The boy keeps coughing.

"Come on, I'll get you inside, I'm sorry you must be cold," I say, picking him up. He can't weigh more than a hundred pounds, scrawny devil, weighed down by a fifty pound backpack.

"Cally why did you let the little mongrel off his leash---oh sweet Lucifer not another stray? I don't like people in my house—"

"Shut up dad---I found him in the water," I say, carrying the boy to the sofa.

"Yes, I'd gathered. I found out who the little mongrel belongs to. I'll be mailing them chains so they can keep it properly locked up," my father, not even getting up from the table.

"You're safe now---I'm sorry my name's Calypso, Cally—that's basically my dad Mr. Helios," I say, helpfully, as the boy coughs and breaths deeply, looking around like he's never seen the inside of a mansion before.

"Basically your dad?"

"Shut up, I'm introducing us, what's your name? Do you speak English? Greek?" I try the last bit in Greek.

"English," the boy says, in a thick eastern European accent,  "English and Danish—and French—I'm sorry I'm ruining your sofa."

"Basically your dad?"

"Shush—you're fine lay still, I fished you out of the Agean do you remember going in?" I ask, fetching a towel.

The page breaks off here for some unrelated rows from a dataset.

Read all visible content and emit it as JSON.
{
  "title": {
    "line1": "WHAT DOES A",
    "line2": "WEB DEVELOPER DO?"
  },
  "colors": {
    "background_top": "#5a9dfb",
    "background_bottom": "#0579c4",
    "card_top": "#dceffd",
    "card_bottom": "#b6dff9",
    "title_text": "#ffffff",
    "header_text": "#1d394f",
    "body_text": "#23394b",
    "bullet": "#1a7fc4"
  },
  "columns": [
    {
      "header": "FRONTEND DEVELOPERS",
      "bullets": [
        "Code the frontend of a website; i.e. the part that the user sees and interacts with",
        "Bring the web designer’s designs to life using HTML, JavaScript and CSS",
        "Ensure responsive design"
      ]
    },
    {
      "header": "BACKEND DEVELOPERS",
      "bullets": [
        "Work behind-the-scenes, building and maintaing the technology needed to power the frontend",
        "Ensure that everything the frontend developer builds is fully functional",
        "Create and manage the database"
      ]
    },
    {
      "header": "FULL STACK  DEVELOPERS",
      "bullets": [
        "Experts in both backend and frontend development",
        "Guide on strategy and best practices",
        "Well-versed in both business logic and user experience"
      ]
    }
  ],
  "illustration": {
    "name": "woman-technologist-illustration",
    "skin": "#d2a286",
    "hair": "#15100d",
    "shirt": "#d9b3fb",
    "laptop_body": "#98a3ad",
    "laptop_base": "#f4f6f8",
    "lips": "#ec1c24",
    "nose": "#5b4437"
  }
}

"Your mother rejects me for two millennia and marries two of my stupid brothers for me to be BASICALLY your dad?"

"Feel free to completely ignore him. I do," I say, giving him a towel and wrapping one around myself.

"More than a thousand years of rejection and I am BASICALLY YOUR DAD?"

"Viktor Metion," the boy says, politely, he has a soft accent, though his English is fluid, "I----oh my god. What time is it? My dad is going to be furious with me."

"Oh is he basically your father as well?"

"Don't you have cows to feed?" I growl.

"My dad, I was supposed to meet him---he's going to kill me," the boy says, sadly.

"Well you almost died so we'll tell him that. And it's the middle of the night you're not going anywhere now. I have a phone, can we call your dad?" I ask.

"I have a phone—which is probably broken," he  feels his pockets, sadly. Of course the phone is quite drenched.

"Here, get that off—what were you doing?" I ask, helping him take off some sort of heavy backpack, as well as a messenger bag and harness.

"Fly---it's a jet pack," he explains, "it's solar powered----I can probably fix it."

"Do you know your dad's number?" I ask, holding up my phone.

"No," he says, "He doesn't have a phone---I'm sorry where are we?"

"On my basically my dad's island," I say, for my dad's benefit as he goes off to the kitchen to mumble to himself. "You're free to stay as long as you like."